Stephanie Purvis is another example of putting the time in the trades before leveling up into management. And like Sidhu, she honed her trades skills along the way before recently taking on a supervisor role in the electrical team. 

“We have work all the way up until at least 2040, with the prospect of getting more contracts after that,” Purvis says. “For younger people, this could definitely be a retirement plan for them.”

Jim Favreau says he is also passionate about supporting the apprentice program at Seaspan. "My career started 45 years ago as a ship fitting graduate apprentice,” he says. Favreau is now senior vice president of operations at Seaspan Vancouver Shipyards.

Seaspan is proud to be Canada’s long-term, strategic shipbuilding partner for the Canadian Coast Guard and Royal Canadian Navy, delivering on the promise of ships built in Canada, by Canadians, while creating jobs and rebuilding the nation’s domestic shipbuilding industry.

The company is currently building two Joint Support Ships for the Royal Canadian Navy, which are the longest naval ships ever constructed in Canada.  

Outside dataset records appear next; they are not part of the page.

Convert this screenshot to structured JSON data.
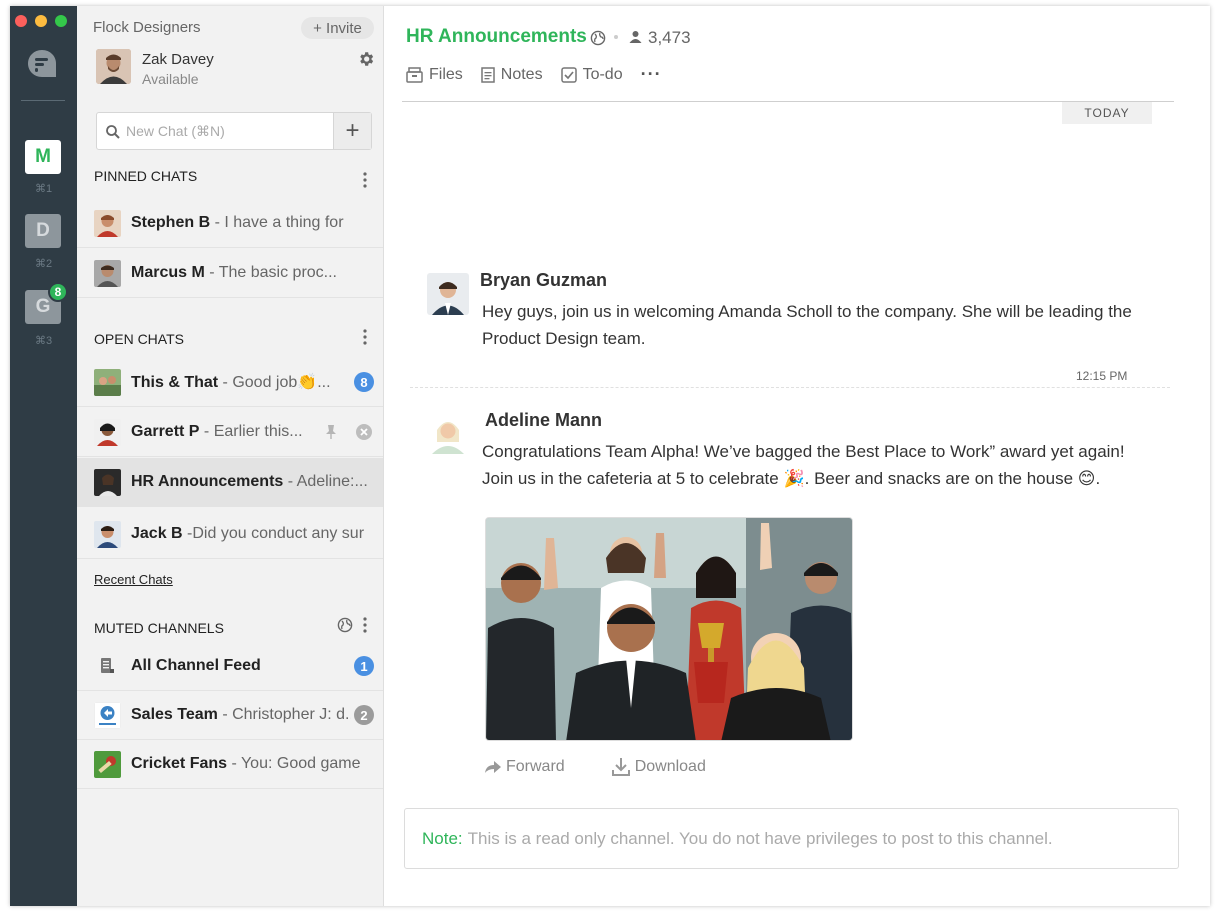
{
  "window": {
    "team_rail": {
      "teams": [
        {
          "initial": "M",
          "shortcut": "⌘1",
          "active": true
        },
        {
          "initial": "D",
          "shortcut": "⌘2",
          "active": false
        },
        {
          "initial": "G",
          "shortcut": "⌘3",
          "active": false,
          "badge": "8"
        }
      ]
    }
  },
  "sidebar": {
    "team_name": "Flock Designers",
    "invite_label": "+ Invite",
    "user": {
      "name": "Zak Davey",
      "status": "Available"
    },
    "search": {
      "placeholder": "New Chat (⌘N)",
      "add_label": "+"
    },
    "pinned": {
      "title": "PINNED CHATS",
      "items": [
        {
          "name": "Stephen B",
          "preview": " - I have a thing for"
        },
        {
          "name": "Marcus M",
          "preview": " - The basic proc..."
        }
      ]
    },
    "open": {
      "title": "OPEN CHATS",
      "items": [
        {
          "name": "This & That",
          "preview": " - Good job👏...",
          "badge": "8"
        },
        {
          "name": "Garrett P",
          "preview": " - Earlier this..."
        },
        {
          "name": "HR Announcements",
          "preview": " - Adeline:..."
        },
        {
          "name": "Jack B",
          "preview": " -Did you conduct any sur"
        }
      ]
    },
    "recent_link": "Recent Chats",
    "muted": {
      "title": "MUTED CHANNELS",
      "items": [
        {
          "name": "All Channel Feed",
          "preview": "",
          "badge": "1"
        },
        {
          "name": "Sales Team",
          "preview": " - Christopher J: d...",
          "badge": "2"
        },
        {
          "name": "Cricket Fans",
          "preview": " - You: Good game"
        }
      ]
    }
  },
  "main": {
    "channel_title": "HR Announcements",
    "member_count": "3,473",
    "tabs": {
      "files": "Files",
      "notes": "Notes",
      "todo": "To-do",
      "more": "···"
    },
    "date_divider": "TODAY",
    "messages": [
      {
        "author": "Bryan Guzman",
        "lines": [
          "Hey guys, join us in welcoming Amanda Scholl to the company. She will be leading the",
          "Product Design team."
        ]
      },
      {
        "time": "12:15 PM",
        "author": "Adeline Mann",
        "lines": [
          "Congratulations Team Alpha! We’ve bagged the Best Place to Work” award yet again!",
          "Join us in the cafeteria at 5 to celebrate 🎉. Beer and snacks are on the house 😊."
        ]
      }
    ],
    "attachment": {
      "forward_label": "Forward",
      "download_label": "Download"
    },
    "readonly": {
      "note_label": "Note:",
      "text": "This is a read only channel. You do not have privileges to post to this channel."
    }
  },
  "colors": {
    "brand_green": "#2fb55a",
    "rail_bg": "#2f3c45",
    "badge_blue": "#4a90e2",
    "badge_gray": "#9b9b9b"
  }
}
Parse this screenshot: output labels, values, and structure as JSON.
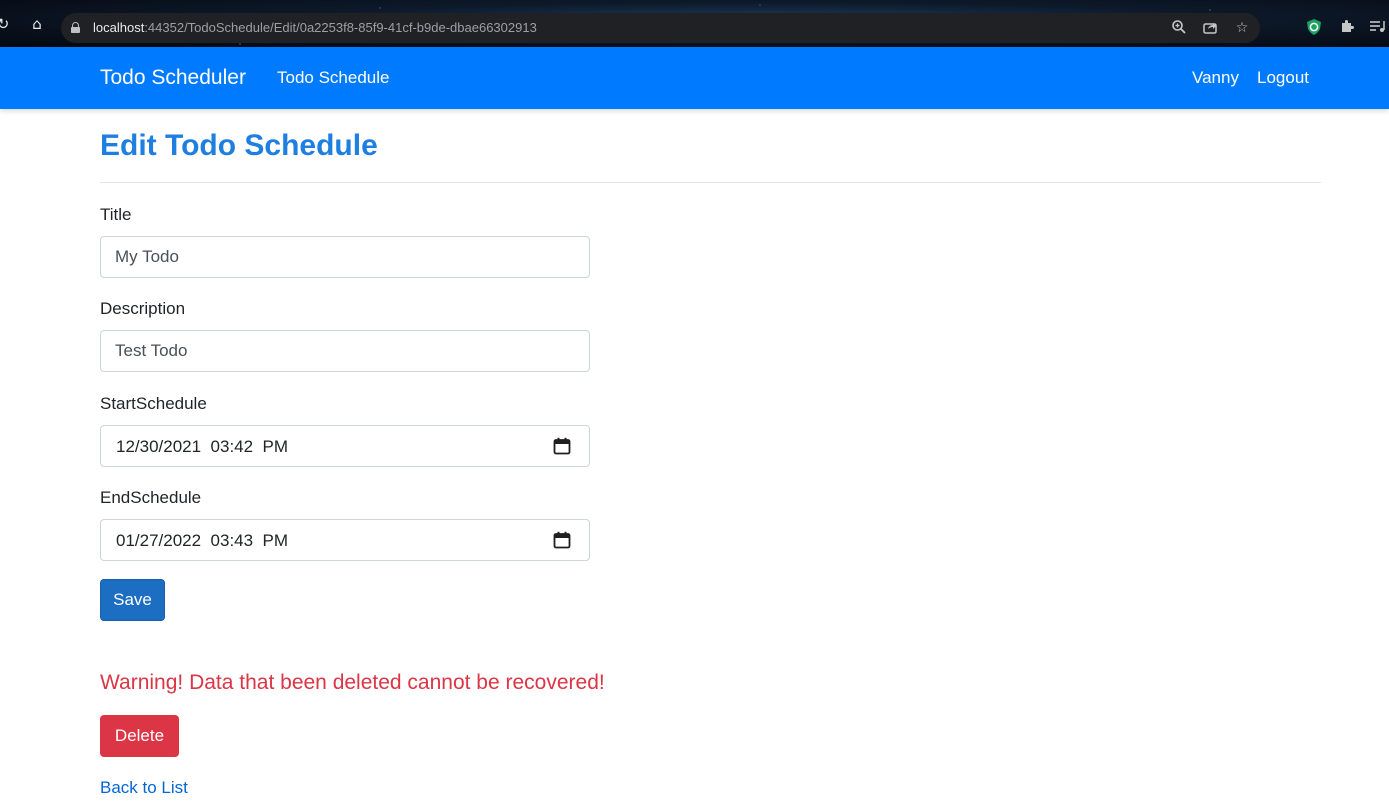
{
  "browser": {
    "url_host": "localhost",
    "url_path": ":44352/TodoSchedule/Edit/0a2253f8-85f9-41cf-b9de-dbae66302913",
    "icons": [
      "reload-icon",
      "home-icon",
      "lock-icon",
      "zoom-icon",
      "share-icon",
      "star-icon",
      "shield-extension-icon",
      "puzzle-icon",
      "playlist-icon"
    ]
  },
  "navbar": {
    "brand": "Todo Scheduler",
    "link_schedule": "Todo Schedule",
    "user": "Vanny",
    "logout": "Logout",
    "color": "#007bff"
  },
  "page": {
    "title": "Edit Todo Schedule"
  },
  "form": {
    "title_label": "Title",
    "title_value": "My Todo",
    "description_label": "Description",
    "description_value": "Test Todo",
    "start_label": "StartSchedule",
    "start_value": "12/30/2021  03:42  PM",
    "end_label": "EndSchedule",
    "end_value": "01/27/2022  03:43  PM",
    "save_label": "Save"
  },
  "delete_section": {
    "warning": "Warning! Data that been deleted cannot be recovered!",
    "delete_label": "Delete",
    "back_link": "Back to List",
    "warning_color": "#dc3545"
  }
}
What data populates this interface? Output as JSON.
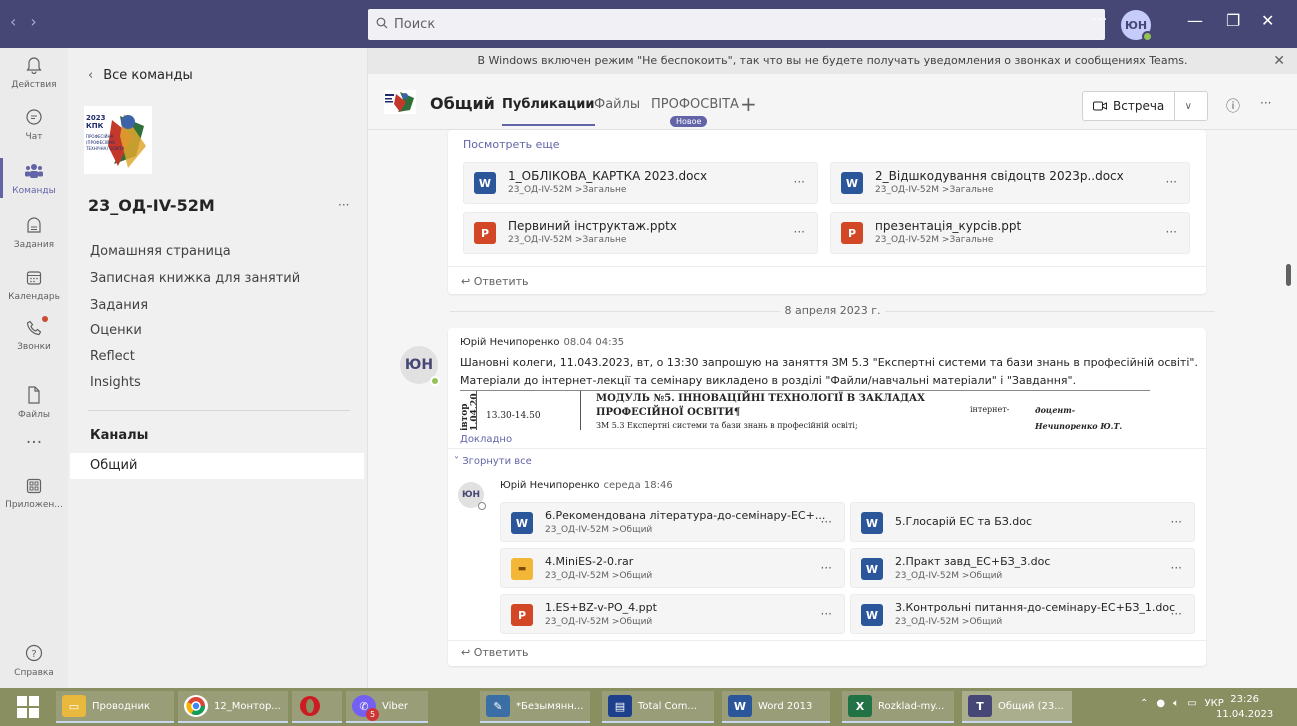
{
  "titlebar": {
    "back": "‹",
    "forward": "›",
    "search_placeholder": "Поиск",
    "more": "···",
    "avatar_initials": "ЮН",
    "minimize": "—",
    "restore": "❐",
    "close": "✕"
  },
  "rail": [
    {
      "label": "Действия",
      "icon": "bell-icon"
    },
    {
      "label": "Чат",
      "icon": "chat-icon"
    },
    {
      "label": "Команды",
      "icon": "teams-icon"
    },
    {
      "label": "Задания",
      "icon": "assignments-icon"
    },
    {
      "label": "Календарь",
      "icon": "calendar-icon"
    },
    {
      "label": "Звонки",
      "icon": "phone-icon"
    },
    {
      "label": "Файлы",
      "icon": "file-icon"
    },
    {
      "label": "···",
      "icon": "more-icon"
    },
    {
      "label": "Приложен...",
      "icon": "apps-icon"
    },
    {
      "label": "Справка",
      "icon": "help-icon"
    }
  ],
  "sidebar": {
    "back_label": "Все команды",
    "team_name": "23_ОД-IV-52M",
    "more": "···",
    "links": [
      "Домашняя страница",
      "Записная книжка для занятий",
      "Задания",
      "Оценки",
      "Reflect",
      "Insights"
    ],
    "channels_heading": "Каналы",
    "channels": [
      "Общий"
    ],
    "logo_text": "2023 КПК ПРОФЕСІЙНА (ПРОФЕСІЙНО ТЕХНІЧНА) ОСВІТА"
  },
  "main": {
    "dnd_notice": "В Windows включен режим \"Не беспокоить\", так что вы не будете получать уведомления о звонках и сообщениях Teams.",
    "channel_title": "Общий",
    "tabs": [
      "Публикации",
      "Файлы",
      "ПРОФОСВІТА"
    ],
    "new_badge": "Новое",
    "meet_label": "Встреча",
    "see_more": "Посмотреть еще",
    "reply_label": "Ответить",
    "date_separator": "8 апреля 2023 г.",
    "top_files": [
      {
        "name": "1_ОБЛІКОВА_КАРТКА 2023.docx",
        "path": "23_ОД-IV-52M >Загальне",
        "type": "word"
      },
      {
        "name": "2_Відшкодування свідоцтв 2023р..docx",
        "path": "23_ОД-IV-52M >Загальне",
        "type": "word"
      },
      {
        "name": "Первиний інструктаж.pptx",
        "path": "23_ОД-IV-52M >Загальне",
        "type": "ppt"
      },
      {
        "name": "презентація_курсів.ppt",
        "path": "23_ОД-IV-52M >Загальне",
        "type": "ppt"
      }
    ],
    "post": {
      "avatar": "ЮН",
      "author": "Юрій Нечипоренко",
      "time": "08.04 04:35",
      "line1": "Шановні колеги, 11.043.2023, вт, о 13:30 запрошую на заняття ЗМ 5.3 \"Експертні системи та бази знань в професійній освіті\".",
      "line2": "Матеріали до інтернет-лекції та семінару викладено в розділі \"Файли/навчальні матеріали\" і \"Завдання\".",
      "doc_date": "івтор 1.04.20",
      "doc_time": "13.30-14.50",
      "doc_heading1": "МОДУЛЬ №5. ІННОВАЦІЙНІ ТЕХНОЛОГІЇ В ЗАКЛАДАХ",
      "doc_heading2": "ПРОФЕСІЙНОЇ ОСВІТИ¶",
      "doc_sub": "ЗМ 5.3 Експертні системи та бази знань в професійній освіті;",
      "doc_col1": "інтернет-",
      "doc_col2": "доцент-",
      "doc_col3": "Нечипоренко Ю.Т.",
      "details": "Докладно",
      "collapse": "Згорнути все"
    },
    "reply_post": {
      "avatar": "ЮН",
      "author": "Юрій Нечипоренко",
      "time": "середа 18:46",
      "files": [
        {
          "name": "6.Рекомендована література-до-семінару-ЕС+...",
          "path": "23_ОД-IV-52M >Общий",
          "type": "word"
        },
        {
          "name": "5.Глосарій ЕС та БЗ.doc",
          "path": "",
          "type": "word"
        },
        {
          "name": "4.MiniES-2-0.rar",
          "path": "23_ОД-IV-52M >Общий",
          "type": "rar"
        },
        {
          "name": "2.Практ завд_ЕС+БЗ_3.doc",
          "path": "23_ОД-IV-52M >Общий",
          "type": "word"
        },
        {
          "name": "1.ES+BZ-v-PO_4.ppt",
          "path": "23_ОД-IV-52M >Общий",
          "type": "ppt"
        },
        {
          "name": "3.Контрольні питання-до-семінару-ЕС+БЗ_1.doc",
          "path": "23_ОД-IV-52M >Общий",
          "type": "word"
        }
      ]
    }
  },
  "taskbar": {
    "apps": [
      {
        "label": "Проводник",
        "icon": "folder-icon"
      },
      {
        "label": "12_Монтор...",
        "icon": "chrome-icon"
      },
      {
        "label": "",
        "icon": "opera-icon"
      },
      {
        "label": "Viber",
        "icon": "viber-icon",
        "badge": "5"
      },
      {
        "label": "*Безымянн...",
        "icon": "paint-icon"
      },
      {
        "label": "Total Com...",
        "icon": "totalcmd-icon"
      },
      {
        "label": "Word 2013",
        "icon": "word-icon"
      },
      {
        "label": "Rozklad-my...",
        "icon": "excel-icon"
      },
      {
        "label": "Общий (23...",
        "icon": "teams-icon"
      }
    ],
    "lang": "УКР",
    "time": "23:26",
    "date": "11.04.2023"
  },
  "colors": {
    "accent": "#6264a7",
    "titlebar": "#464775",
    "word": "#2b579a",
    "ppt": "#d24726",
    "online": "#92c353"
  }
}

Seaspan is also building an Offshore Oceanographic Science Vessel (OOSV) for the Canadian Coast Guard. Equipped with the latest scientific research apparatus, the OOSV will be able to meet its crucial mission to increase our overall understanding of the impact that climate change has on the oceans. 

Simply put, these are jobs that can last decades and lead to management and leadership positions over time.